To summarize, this tutorial has shown you how to:

  1. Configure a Parquet File account as an Airbyte data source connector.
  2. Configure Postgres destination as a data destination connector.
  3. Create an Airbyte data pipeline that will automatically be moving data directly from Parquet File to Postgres destination after you set a schedule

With Airbyte, creating data pipelines take minutes, and the data integration possibilities are endless. Airbyte supports the largest catalog of API tools, databases, and files, among other sources. Airbyte's connectors are open-source, so you can add any custom objects to the connector, or even build a new connector from scratch without any local dev environment or any data engineer within 10 minutes with the no-code connector builder.

We look forward to seeing you make use of it! We invite you to join the conversation on our community Slack Channel, or sign up for our newsletter. You should also check out other Airbyte tutorials, and Airbyte’s content hub!

What should you do next?

Hope you enjoyed the reading. Here are the 3 ways we can help you in your data journey:

flag icon
Easily address your data movement needs with Airbyte Cloud
Take the first step towards extensible data movement infrastructure that will give a ton of time back to your data team. 
Get started with Airbyte for free
high five icon
Talk to a data infrastructure expert
Get a free consultation with an Airbyte expert to significantly improve your data movement infrastructure. 
Talk to sales
stars sparkling
Improve your data infrastructure knowledge
Subscribe to our monthly newsletter and get the community’s new enlightening content along with Airbyte’s progress in their mission to solve data integration once and for all.
Subscribe to newsletter

Frequently Asked Questions

What data can you extract from Parquet File?

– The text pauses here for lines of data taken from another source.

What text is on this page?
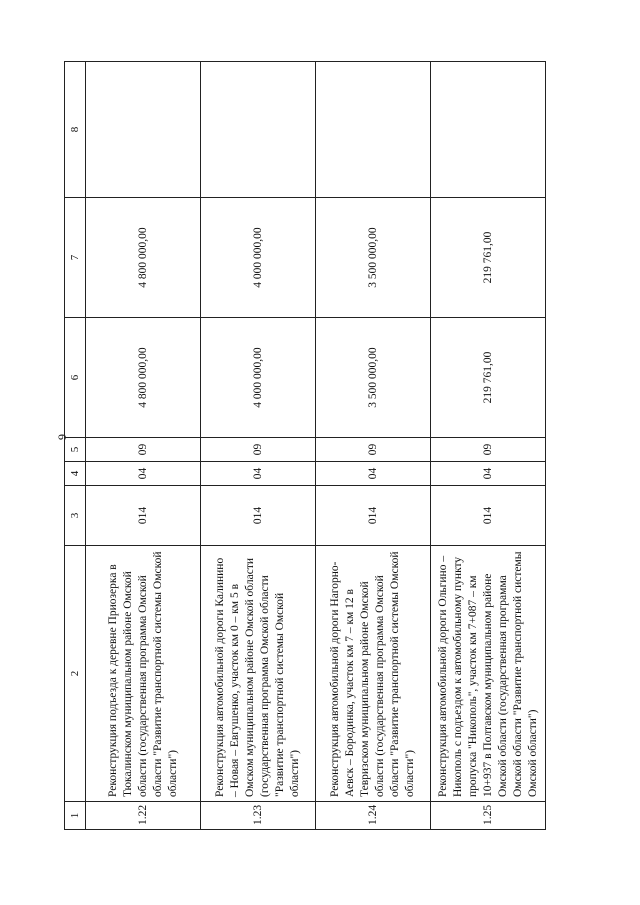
9
1	2	3	4	5	6	7	8
1.22	Реконструкция подъезда к деревне Приозерка в Тюкалинском муниципальном районе Омской области (государственная программа Омской области "Развитие транспортной системы Омской области")	014	04	09	4 800 000,00	4 800 000,00	
1.23	Реконструкция автомобильной дороги Калинино – Новая – Евгушенко, участок км 0 – км 5 в Омском муниципальном районе Омской области (государственная программа Омской области "Развитие транспортной системы Омской области")	014	04	09	4 000 000,00	4 000 000,00	
1.24	Реконструкция автомобильной дороги Нагорно-Аевск – Бородинка, участок км 7 – км 12 в Тевризском муниципальном районе Омской области (государственная программа Омской области "Развитие транспортной системы Омской области")	014	04	09	3 500 000,00	3 500 000,00	
1.25	Реконструкция автомобильной дороги Ольгино – Никополь с подъездом к автомобильному пункту пропуска "Никополь", участок км 7+087 – км 10+937 в Полтавском муниципальном районе Омской области (государственная программа Омской области "Развитие транспортной системы Омской области")	014	04	09	219 761,00	219 761,00	
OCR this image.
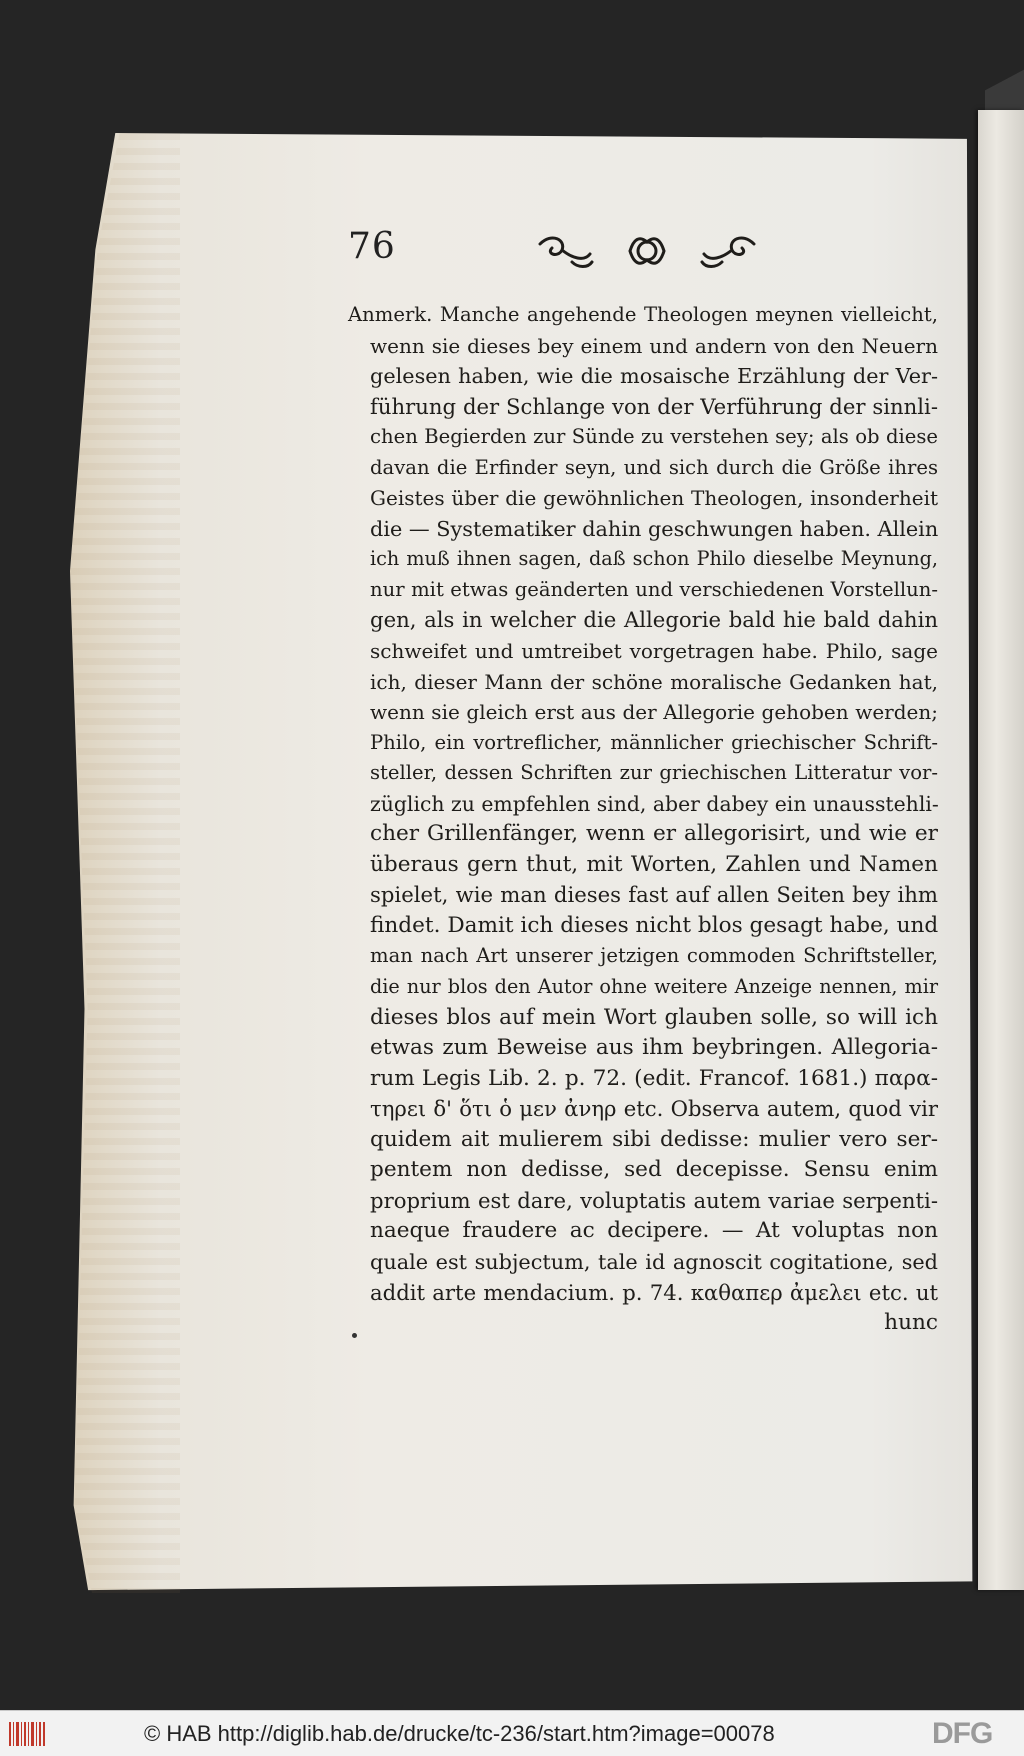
76
Anmerk. Manche angehende Theologen meynen vielleicht,
wenn sie dieses bey einem und andern von den Neuern
gelesen haben, wie die mosaische Erzählung der Ver-
führung der Schlange von der Verführung der sinnli-
chen Begierden zur Sünde zu verstehen sey; als ob diese
davan die Erfinder seyn, und sich durch die Größe ihres
Geistes über die gewöhnlichen Theologen, insonderheit
die — Systematiker dahin geschwungen haben. Allein
ich muß ihnen sagen, daß schon Philo dieselbe Meynung,
nur mit etwas geänderten und verschiedenen Vorstellun-
gen, als in welcher die Allegorie bald hie bald dahin
schweifet und umtreibet vorgetragen habe. Philo, sage
ich, dieser Mann der schöne moralische Gedanken hat,
wenn sie gleich erst aus der Allegorie gehoben werden;
Philo, ein vortreflicher, männlicher griechischer Schrift-
steller, dessen Schriften zur griechischen Litteratur vor-
züglich zu empfehlen sind, aber dabey ein unausstehli-
cher Grillenfänger, wenn er allegorisirt, und wie er
überaus gern thut, mit Worten, Zahlen und Namen
spielet, wie man dieses fast auf allen Seiten bey ihm
findet. Damit ich dieses nicht blos gesagt habe, und
man nach Art unserer jetzigen commoden Schriftsteller,
die nur blos den Autor ohne weitere Anzeige nennen, mir
dieses blos auf mein Wort glauben solle, so will ich
etwas zum Beweise aus ihm beybringen. Allegoria-
rum Legis Lib. 2. p. 72. (edit. Francof. 1681.) παρα-
τηρει δ' ὅτι ὁ μεν ἀνηρ etc. Observa autem, quod vir
quidem ait mulierem sibi dedisse: mulier vero ser-
pentem non dedisse, sed decepisse. Sensu enim
proprium est dare, voluptatis autem variae serpenti-
naeque fraudere ac decipere. — At voluptas non
quale est subjectum, tale id agnoscit cogitatione, sed
addit arte mendacium. p. 74. καθαπερ ἀμελει etc. ut
hunc
© HAB http://diglib.hab.de/drucke/tc-236/start.htm?image=00078	DFG
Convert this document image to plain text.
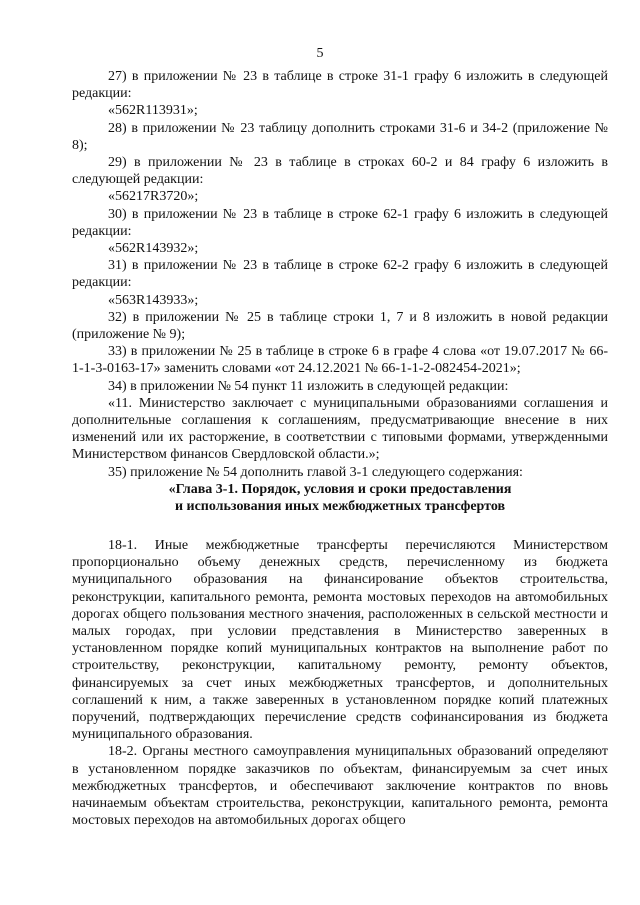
5

27) в приложении № 23 в таблице в строке 31-1 графу 6 изложить в следующей редакции:

«562R113931»;

28) в приложении № 23 таблицу дополнить строками 31-6 и 34-2 (приложение № 8);

29) в приложении № 23 в таблице в строках 60-2 и 84 графу 6 изложить в следующей редакции:

«56217R3720»;

30) в приложении № 23 в таблице в строке 62-1 графу 6 изложить в следующей редакции:

«562R143932»;

31) в приложении № 23 в таблице в строке 62-2 графу 6 изложить в следующей редакции:

«563R143933»;

32) в приложении № 25 в таблице строки 1, 7 и 8 изложить в новой редакции (приложение № 9);

33) в приложении № 25 в таблице в строке 6 в графе 4 слова «от 19.07.2017 № 66-1-1-3-0163-17» заменить словами «от 24.12.2021 № 66-1-1-2-082454-2021»;

34) в приложении № 54 пункт 11 изложить в следующей редакции:

«11. Министерство заключает с муниципальными образованиями соглашения и дополнительные соглашения к соглашениям, предусматривающие внесение в них изменений или их расторжение, в соответствии с типовыми формами, утвержденными Министерством финансов Свердловской области.»;

35) приложение № 54 дополнить главой 3-1 следующего содержания:

«Глава 3-1. Порядок, условия и сроки предоставления

и использования иных межбюджетных трансфертов

18-1. Иные межбюджетные трансферты перечисляются Министерством пропорционально объему денежных средств, перечисленному из бюджета муниципального образования на финансирование объектов строительства, реконструкции, капитального ремонта, ремонта мостовых переходов на автомобильных дорогах общего пользования местного значения, расположенных в сельской местности и малых городах, при условии представления в Министерство заверенных в установленном порядке копий муниципальных контрактов на выполнение работ по строительству, реконструкции, капитальному ремонту, ремонту объектов, финансируемых за счет иных межбюджетных трансфертов, и дополнительных соглашений к ним, а также заверенных в установленном порядке копий платежных поручений, подтверждающих перечисление средств софинансирования из бюджета муниципального образования.

18-2. Органы местного самоуправления муниципальных образований определяют в установленном порядке заказчиков по объектам, финансируемым за счет иных межбюджетных трансфертов, и обеспечивают заключение контрактов по вновь начинаемым объектам строительства, реконструкции, капитального ремонта, ремонта мостовых переходов на автомобильных дорогах общего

Parquet File's API gives access to various types of data, including:  

• Structured data: Parquet files can store structured data in a columnar format, making it easy to query and analyze large datasets.  
• Semi-structured data: Parquet files can also store semi-structured data, such as JSON or XML, allowing for more flexibility in data storage.  
• Unstructured data: Parquet files can store unstructured data, such as text or binary data, making it possible to store a wide range of data types in a single file.  
• Big data: Parquet files are designed for big data applications, allowing for efficient storage and processing of large datasets.  
• Machine learning data: Parquet files are commonly used in machine learning applications, as they can store large amounts of data in a format that is optimized for processing by machine learning algorithms.  

Overall, Parquet File's API provides access to a wide range of data types, making it a versatile tool for data storage and analysis in a variety of applications.

What data can you transfer to Postgres destination?

You can transfer a wide variety of data to Postgres destination. This usually includes structured, semi-structured, and unstructured data like transaction records, log files, JSON data, CSV files, and more, allowing robust, scalable data integration and analysis.

What are top ETL tools to transfer data from Parquet File to Postgres destination?

The most prominent ETL tools to transfer data from Parquet File to Postgres destination include:

  • Airbyte
  • Fivetran
  • Stitch
  • Matillion
  • Talend Data Integration

These tools help in extracting data from Parquet File and various sources (APIs, databases, and more), transforming it efficiently, and loading it into Postgres destination and other databases, data warehouses and data lakes, enhancing data management capabilities.